With the rapid development of manufacturing industry, warm forging technology, as an important forming process, has been widely used in the manufacture of various high-quality forgings. However, the traditional method of temperature forging process monitoring and quality management has been unable to meet the modern manufacturing industry’s demand for high efficiency, high quality and low cost. Therefore, this paper discusses the application of big data-driven warm forging process monitoring and quality optimization management in order to improve production efficiency and product quality and reduce production costs.
The process of warm forging involves many links and many parameters, such as heating temperature, holding time, forging pressure and so on. These parameters interact with each other, and a mistake in any one link can lead to the failure of the entire production batch. The traditional temperature forging production process monitoring mainly relies on manual experience and regular inspection, can not grasp all kinds of information in the production process in real time, can not optimize the management of the production process. Therefore, it is necessary to introduce big data technology to solve these problems.
Big data driven warm forging production process monitoring
Data acquisition and storage: Through sensors, PLC and other equipment real-time acquisition of various data in the production process of warm forging, such as temperature, pressure, displacement, etc., and store these data in the database. These data can provide a data base for the subsequent production process analysis and optimization.

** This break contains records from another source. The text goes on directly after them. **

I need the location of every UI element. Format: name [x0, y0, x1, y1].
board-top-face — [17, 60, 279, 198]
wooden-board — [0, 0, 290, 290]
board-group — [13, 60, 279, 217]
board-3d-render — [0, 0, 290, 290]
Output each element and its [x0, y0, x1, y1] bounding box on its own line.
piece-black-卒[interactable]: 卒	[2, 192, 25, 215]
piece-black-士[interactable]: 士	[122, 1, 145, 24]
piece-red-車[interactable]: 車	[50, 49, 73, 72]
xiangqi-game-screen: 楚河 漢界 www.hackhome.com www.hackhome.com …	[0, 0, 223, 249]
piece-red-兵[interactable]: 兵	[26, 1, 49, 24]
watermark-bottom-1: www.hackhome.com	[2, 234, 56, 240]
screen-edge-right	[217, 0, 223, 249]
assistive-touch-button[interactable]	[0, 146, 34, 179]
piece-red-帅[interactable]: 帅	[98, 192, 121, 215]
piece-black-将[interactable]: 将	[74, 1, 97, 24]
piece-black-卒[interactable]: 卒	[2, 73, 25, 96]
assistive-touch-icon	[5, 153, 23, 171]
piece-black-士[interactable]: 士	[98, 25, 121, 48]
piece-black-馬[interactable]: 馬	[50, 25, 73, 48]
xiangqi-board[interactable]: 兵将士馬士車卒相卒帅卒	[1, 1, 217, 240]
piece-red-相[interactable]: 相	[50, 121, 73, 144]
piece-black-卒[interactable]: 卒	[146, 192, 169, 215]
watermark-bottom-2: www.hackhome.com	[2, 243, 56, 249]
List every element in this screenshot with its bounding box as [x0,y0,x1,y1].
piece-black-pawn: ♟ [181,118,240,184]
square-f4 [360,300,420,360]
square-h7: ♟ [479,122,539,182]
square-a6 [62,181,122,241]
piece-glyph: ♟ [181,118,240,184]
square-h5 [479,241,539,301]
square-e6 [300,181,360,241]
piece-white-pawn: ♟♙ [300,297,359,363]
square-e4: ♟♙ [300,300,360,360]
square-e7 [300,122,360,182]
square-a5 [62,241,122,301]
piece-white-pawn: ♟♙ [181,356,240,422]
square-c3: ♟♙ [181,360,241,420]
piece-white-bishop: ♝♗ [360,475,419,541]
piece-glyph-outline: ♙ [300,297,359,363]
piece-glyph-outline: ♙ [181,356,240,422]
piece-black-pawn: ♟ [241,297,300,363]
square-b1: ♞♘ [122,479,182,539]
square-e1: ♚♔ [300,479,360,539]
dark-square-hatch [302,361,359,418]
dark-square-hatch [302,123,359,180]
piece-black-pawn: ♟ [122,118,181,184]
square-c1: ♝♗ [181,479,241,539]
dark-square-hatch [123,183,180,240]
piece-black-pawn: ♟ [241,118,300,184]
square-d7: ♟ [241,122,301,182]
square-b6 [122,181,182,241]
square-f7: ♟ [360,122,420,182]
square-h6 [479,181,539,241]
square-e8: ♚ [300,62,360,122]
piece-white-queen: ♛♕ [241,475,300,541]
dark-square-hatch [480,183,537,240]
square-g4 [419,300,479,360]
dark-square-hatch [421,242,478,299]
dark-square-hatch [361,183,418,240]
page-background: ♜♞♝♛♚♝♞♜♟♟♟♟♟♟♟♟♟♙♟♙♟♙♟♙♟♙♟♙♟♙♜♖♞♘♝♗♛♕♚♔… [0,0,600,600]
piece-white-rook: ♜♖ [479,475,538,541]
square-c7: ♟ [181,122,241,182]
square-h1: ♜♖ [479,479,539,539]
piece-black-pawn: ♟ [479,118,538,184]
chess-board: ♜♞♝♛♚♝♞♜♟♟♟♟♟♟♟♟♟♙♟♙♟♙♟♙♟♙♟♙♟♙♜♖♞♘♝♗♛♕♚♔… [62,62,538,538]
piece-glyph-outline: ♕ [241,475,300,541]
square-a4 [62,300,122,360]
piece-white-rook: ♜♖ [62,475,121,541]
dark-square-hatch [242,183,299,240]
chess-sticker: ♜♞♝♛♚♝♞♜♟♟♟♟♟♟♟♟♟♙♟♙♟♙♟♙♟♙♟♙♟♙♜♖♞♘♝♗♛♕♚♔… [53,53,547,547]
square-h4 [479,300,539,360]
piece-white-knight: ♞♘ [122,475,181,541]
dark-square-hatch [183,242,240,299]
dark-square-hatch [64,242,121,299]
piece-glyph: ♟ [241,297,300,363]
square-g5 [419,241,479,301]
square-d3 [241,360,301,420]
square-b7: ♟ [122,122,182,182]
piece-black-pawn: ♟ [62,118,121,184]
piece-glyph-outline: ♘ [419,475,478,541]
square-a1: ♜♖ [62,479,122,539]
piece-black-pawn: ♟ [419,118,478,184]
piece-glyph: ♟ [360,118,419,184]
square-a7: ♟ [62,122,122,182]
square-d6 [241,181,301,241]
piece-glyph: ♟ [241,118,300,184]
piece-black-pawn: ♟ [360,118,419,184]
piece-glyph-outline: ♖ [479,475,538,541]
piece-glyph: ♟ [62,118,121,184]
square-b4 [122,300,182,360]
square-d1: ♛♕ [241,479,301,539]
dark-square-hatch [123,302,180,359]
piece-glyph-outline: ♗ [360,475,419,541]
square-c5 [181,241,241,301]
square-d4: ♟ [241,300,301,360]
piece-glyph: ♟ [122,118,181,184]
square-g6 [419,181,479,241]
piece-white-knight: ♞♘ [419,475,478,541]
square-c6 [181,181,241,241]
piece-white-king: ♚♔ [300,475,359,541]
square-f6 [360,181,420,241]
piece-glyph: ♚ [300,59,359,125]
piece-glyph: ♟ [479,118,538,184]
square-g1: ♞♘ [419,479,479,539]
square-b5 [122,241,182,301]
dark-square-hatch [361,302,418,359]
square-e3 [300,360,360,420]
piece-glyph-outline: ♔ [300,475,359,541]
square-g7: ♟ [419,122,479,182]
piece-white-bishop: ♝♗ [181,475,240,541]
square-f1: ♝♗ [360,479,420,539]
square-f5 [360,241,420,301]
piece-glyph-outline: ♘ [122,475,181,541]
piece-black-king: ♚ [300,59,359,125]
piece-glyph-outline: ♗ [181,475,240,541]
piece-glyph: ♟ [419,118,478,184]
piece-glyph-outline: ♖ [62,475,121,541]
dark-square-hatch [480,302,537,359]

Data preprocessing: Preprocessing the collected data, including data cleaning, data conversion and data compression, to improve the quality and availability of data. With data preprocessing, outliers, missing values, and redundant data can be removed, data can be converted into a format suitable for analysis, and data can be compressed to save storage space.
Real-time monitoring and early warning: Through real-time monitoring of various parameters and states in the production process, abnormal conditions in the production process can be found in time and early warning. For example, when the data of a sensor is abnormal, an alarm can be triggered and processed accordingly. Through real-time monitoring and early warning, problems can be found and solved in time to avoid losses in the production process.
Data visualization: Through data visualization technology, various data in the production process can be displayed in the form of charts, curves, etc., which is convenient for managers and operators to view and analyze. Through data visualization, you can intuitively understand the various situations in the production process, find problems in time and deal with them.
Hot forging quality optimization management driven by big data
Quality data analysis: Through in-depth analysis of the quality data collected during the production process, key factors and potential problems affecting product quality can be found. For example, by analyzing the qualified rate and defective rate of the product, the main reasons affecting the quality of the product can be found out and improved.
Quality prediction and prevention: Through the analysis of historical quality data and the application of machine learning algorithms, the quality of products can be predicted and prevented. For example, by establishing a quality prediction model, the quality of products in the future can be predicted and adjusted and optimized accordingly. Through quality prediction and prevention, problems can be found and solved in advance to avoid the occurrence of quality problems.
Quality optimization decision: Through the comprehensive analysis and mining of various data in the production process, it can provide data support for quality optimization decision. For example, by analyzing the relationship between various parameters and states in the production process and product quality, the best process parameters and production conditions can be found and optimized. Through quality optimization decision-making, product quality and production efficiency can be improved, and production costs can be reduced.
Intelligent scheduling and collaboration: By combining big data with intelligent scheduling algorithms, intelligent scheduling and collaboration in the production process can be realized. For example, through the optimal allocation and scheduling of production planning and production resources, efficient collaboration and resource sharing of production processes can be achieved. Through intelligent scheduling and collaboration, production efficiency and quality stability can be improved.
Big data-driven process monitoring and quality optimization management of warm forging is one of the important trends in the development of modern manufacturing industry. By combining big data technology with warm forging production process, real-time monitoring and early warning, quality data analysis, quality prediction and prevention, intelligent scheduling and collaboration can be realized in the production process, so as to improve production efficiency and quality stability, reduce production costs and provide strong support for the sustainable development of enterprises.